12. The Federal Circuit in Rick's Mushroom summarily stated in one sentence, without providing any legal analysis or citing to any legal support, that the appellant's "the cost-share agreement does not provide a substantive right to recover money-damages and Rick's does not point to a money-mandating source of law to establish jurisdiction under 28 U.S.C. § 1491(a)(1) for its breach of contract claim." Rick's Mushroom Serv., Inc. v. United States, 521 F.3d at 1343. Contrary to defendant's position in this case, the Federal Circuit's finding that the Rick's Mushroom appellant's cost-sharing agreement did not provide a right to recovery under 28 U.S.C. § 1491(a)(1) does not translate into a blanket rule that all cooperative agreements fall outside of this court's 28 U.S.C. § 1491(a)(1) jurisdiction, nor has it been so broadly applied by the Federal Circuit in subsequent decisions. As the Federal Circuit noted in Rocky Mountain Helium, issued eight years after Rick's Mushroom, the "special government cost-sharing agreement" at issue in Rick's Mushroom, rather than all cost-sharing agreements, fell outside of this court's jurisdiction.
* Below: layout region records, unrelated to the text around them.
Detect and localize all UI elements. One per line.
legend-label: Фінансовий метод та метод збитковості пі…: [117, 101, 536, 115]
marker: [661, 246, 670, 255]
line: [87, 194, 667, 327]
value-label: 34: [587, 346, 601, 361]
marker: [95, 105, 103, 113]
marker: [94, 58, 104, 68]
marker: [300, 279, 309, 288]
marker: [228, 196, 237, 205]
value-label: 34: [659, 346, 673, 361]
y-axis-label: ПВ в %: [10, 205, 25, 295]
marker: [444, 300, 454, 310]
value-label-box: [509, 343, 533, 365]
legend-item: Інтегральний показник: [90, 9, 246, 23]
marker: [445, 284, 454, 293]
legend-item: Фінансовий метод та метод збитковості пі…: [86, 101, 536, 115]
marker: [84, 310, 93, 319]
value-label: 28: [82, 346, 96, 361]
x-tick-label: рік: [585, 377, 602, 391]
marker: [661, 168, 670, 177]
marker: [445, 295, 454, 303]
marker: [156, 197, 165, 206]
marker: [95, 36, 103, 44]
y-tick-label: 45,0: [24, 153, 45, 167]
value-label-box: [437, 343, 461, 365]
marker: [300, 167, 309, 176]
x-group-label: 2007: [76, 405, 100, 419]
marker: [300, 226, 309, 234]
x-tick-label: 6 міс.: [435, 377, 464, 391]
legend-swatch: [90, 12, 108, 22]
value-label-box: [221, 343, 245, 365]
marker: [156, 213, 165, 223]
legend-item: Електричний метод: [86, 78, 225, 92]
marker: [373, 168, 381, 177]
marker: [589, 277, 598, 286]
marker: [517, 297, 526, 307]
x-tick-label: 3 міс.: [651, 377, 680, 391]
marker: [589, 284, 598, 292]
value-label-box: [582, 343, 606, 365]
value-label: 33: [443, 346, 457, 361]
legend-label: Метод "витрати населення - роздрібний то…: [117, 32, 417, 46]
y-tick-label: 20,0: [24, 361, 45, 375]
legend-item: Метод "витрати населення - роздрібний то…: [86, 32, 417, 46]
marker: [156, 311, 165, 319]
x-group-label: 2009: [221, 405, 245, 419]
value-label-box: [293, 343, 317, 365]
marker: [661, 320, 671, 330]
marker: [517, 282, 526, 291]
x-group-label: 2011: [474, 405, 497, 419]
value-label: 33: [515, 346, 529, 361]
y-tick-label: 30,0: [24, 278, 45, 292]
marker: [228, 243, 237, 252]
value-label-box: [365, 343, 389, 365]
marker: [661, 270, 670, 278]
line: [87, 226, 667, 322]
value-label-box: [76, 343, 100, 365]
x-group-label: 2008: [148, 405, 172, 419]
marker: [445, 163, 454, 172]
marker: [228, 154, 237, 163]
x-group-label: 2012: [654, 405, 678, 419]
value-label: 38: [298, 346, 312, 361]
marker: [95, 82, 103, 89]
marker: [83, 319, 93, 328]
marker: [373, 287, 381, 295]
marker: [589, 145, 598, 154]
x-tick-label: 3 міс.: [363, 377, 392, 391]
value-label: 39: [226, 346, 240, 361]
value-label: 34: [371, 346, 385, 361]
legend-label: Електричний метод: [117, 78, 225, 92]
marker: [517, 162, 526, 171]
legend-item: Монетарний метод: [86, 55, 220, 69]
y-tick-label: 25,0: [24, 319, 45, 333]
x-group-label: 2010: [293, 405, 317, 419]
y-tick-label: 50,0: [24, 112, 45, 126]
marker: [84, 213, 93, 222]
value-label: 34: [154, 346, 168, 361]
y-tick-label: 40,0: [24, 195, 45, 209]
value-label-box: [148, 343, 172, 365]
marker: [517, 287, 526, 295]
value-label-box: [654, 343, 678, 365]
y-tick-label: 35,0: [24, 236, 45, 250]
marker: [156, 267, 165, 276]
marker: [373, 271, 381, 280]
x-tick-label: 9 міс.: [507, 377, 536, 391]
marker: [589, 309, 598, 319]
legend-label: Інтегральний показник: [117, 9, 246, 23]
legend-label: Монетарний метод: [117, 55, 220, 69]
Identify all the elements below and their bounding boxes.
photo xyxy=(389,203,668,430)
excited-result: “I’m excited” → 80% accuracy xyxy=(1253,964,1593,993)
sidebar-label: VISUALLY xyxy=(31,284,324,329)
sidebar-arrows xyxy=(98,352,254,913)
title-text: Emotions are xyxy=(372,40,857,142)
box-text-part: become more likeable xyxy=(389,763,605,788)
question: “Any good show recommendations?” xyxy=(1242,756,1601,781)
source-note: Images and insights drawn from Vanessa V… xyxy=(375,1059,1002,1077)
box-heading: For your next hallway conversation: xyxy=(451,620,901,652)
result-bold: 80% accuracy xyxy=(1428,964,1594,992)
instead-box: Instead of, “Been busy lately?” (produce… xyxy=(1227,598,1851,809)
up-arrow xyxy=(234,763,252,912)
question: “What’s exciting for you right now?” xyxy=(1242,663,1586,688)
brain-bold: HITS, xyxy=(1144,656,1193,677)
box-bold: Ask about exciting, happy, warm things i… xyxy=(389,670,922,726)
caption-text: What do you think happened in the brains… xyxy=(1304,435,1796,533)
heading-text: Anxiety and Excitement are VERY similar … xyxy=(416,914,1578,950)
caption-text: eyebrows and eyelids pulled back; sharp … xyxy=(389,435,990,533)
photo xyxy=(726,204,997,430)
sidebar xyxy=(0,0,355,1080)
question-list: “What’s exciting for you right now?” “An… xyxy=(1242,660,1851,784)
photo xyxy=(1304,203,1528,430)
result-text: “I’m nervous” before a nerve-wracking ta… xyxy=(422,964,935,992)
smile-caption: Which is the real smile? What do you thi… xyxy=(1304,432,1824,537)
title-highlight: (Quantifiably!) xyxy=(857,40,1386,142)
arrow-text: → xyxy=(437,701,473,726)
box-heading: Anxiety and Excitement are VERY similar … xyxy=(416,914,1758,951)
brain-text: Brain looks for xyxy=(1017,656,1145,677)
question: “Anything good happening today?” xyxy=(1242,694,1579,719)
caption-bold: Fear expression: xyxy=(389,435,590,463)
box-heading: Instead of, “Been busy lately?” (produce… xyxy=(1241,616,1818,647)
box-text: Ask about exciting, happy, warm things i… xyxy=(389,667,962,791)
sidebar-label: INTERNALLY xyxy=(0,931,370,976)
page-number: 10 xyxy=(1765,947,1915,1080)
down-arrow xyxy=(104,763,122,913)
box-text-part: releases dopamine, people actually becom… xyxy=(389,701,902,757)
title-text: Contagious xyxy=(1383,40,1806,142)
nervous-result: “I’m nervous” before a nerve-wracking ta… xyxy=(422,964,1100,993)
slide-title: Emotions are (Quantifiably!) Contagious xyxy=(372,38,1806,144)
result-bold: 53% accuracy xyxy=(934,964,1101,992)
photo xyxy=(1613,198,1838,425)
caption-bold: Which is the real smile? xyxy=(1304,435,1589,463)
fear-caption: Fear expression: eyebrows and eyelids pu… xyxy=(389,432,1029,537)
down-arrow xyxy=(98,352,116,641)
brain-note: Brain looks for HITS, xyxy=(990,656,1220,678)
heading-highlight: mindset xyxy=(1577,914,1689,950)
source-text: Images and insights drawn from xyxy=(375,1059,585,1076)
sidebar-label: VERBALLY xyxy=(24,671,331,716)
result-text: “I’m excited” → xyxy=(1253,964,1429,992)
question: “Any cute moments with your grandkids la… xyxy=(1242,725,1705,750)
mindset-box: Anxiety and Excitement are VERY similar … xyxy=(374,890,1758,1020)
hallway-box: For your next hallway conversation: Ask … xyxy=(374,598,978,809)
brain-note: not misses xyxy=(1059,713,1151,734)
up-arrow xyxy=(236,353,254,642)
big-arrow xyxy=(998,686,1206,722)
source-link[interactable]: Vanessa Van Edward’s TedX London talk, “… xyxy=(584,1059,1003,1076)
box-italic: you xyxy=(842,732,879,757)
See Rocky Mountain Helium, LLC v. United States, 841 F.3d at 1327 (citing Rick's Mushroom Serv., Inc. v. United States, 521 F.3d at 1344-46).
13. "Class" within this context refers to the type of plaintiff the moving party claims to be, not a "class" within the context of a class action suit.
14. Defendant also sought to dismiss Count III of the complaint for failure to state a claim pursuant to RCFC 12(b)(6) "if the Court does not first dismiss this suit for lack of subject-matter jurisdiction pursuant to RCFC 12(b)(1)." Because the court finds that it lacks jurisdiction over Count III of the complaint, defendant's request to dismiss Count III for failure to state a claim is moot.
15. Moreover, at least one other Judge of this court has determined that the relevant section of the 2012 Appropriations Act "cannot be construed as a money-mandating statute for Tucker Act purposes." Hous. Auth. of City of New Haven v. United States, 140 Fed. Cl. at 789. The Judge in Housing Authority of City of New Haven stated: The 2012 Appropriations Act provides HUD with discretion in the distributions of funds because even though HUD was required to "take into account" each public housing authority's excess operating fund reserves, those excess reserves were to be determined by HUD. Moreover, the requirement that HUD simply "take into account" excess reserves, even when coupled with the provision that no public housing authority be left with less than $100,000 in operating reserves and the $750 million aggregate cap on allocation adjustments, is a far cry from a clear standard. Nor does the 2012 Appropriations Act specify discrete amounts to be paid to any particular public housing authority for 2012 or compel payment upon the fulfillment of certain conditions.

Hous. Auth. of City of New Haven v. United States, 140 Fed. Cl. at 788-89.

16. Plaintiff requested in its response to the government's motion to dismiss that this court order a transfer "over all or part of" its claims which fall outside of this court's jurisdiction to the United States District Court for the Western District of Texas. Pursuant to RCFC 7(b)(1) (2018), "[a] request for a court order must be made by motion." Plaintiff has not filed a motion to transfer the above-captioned case, and, thus, the court does not address the plaintiff's transfer request improperly embedded within its response brief.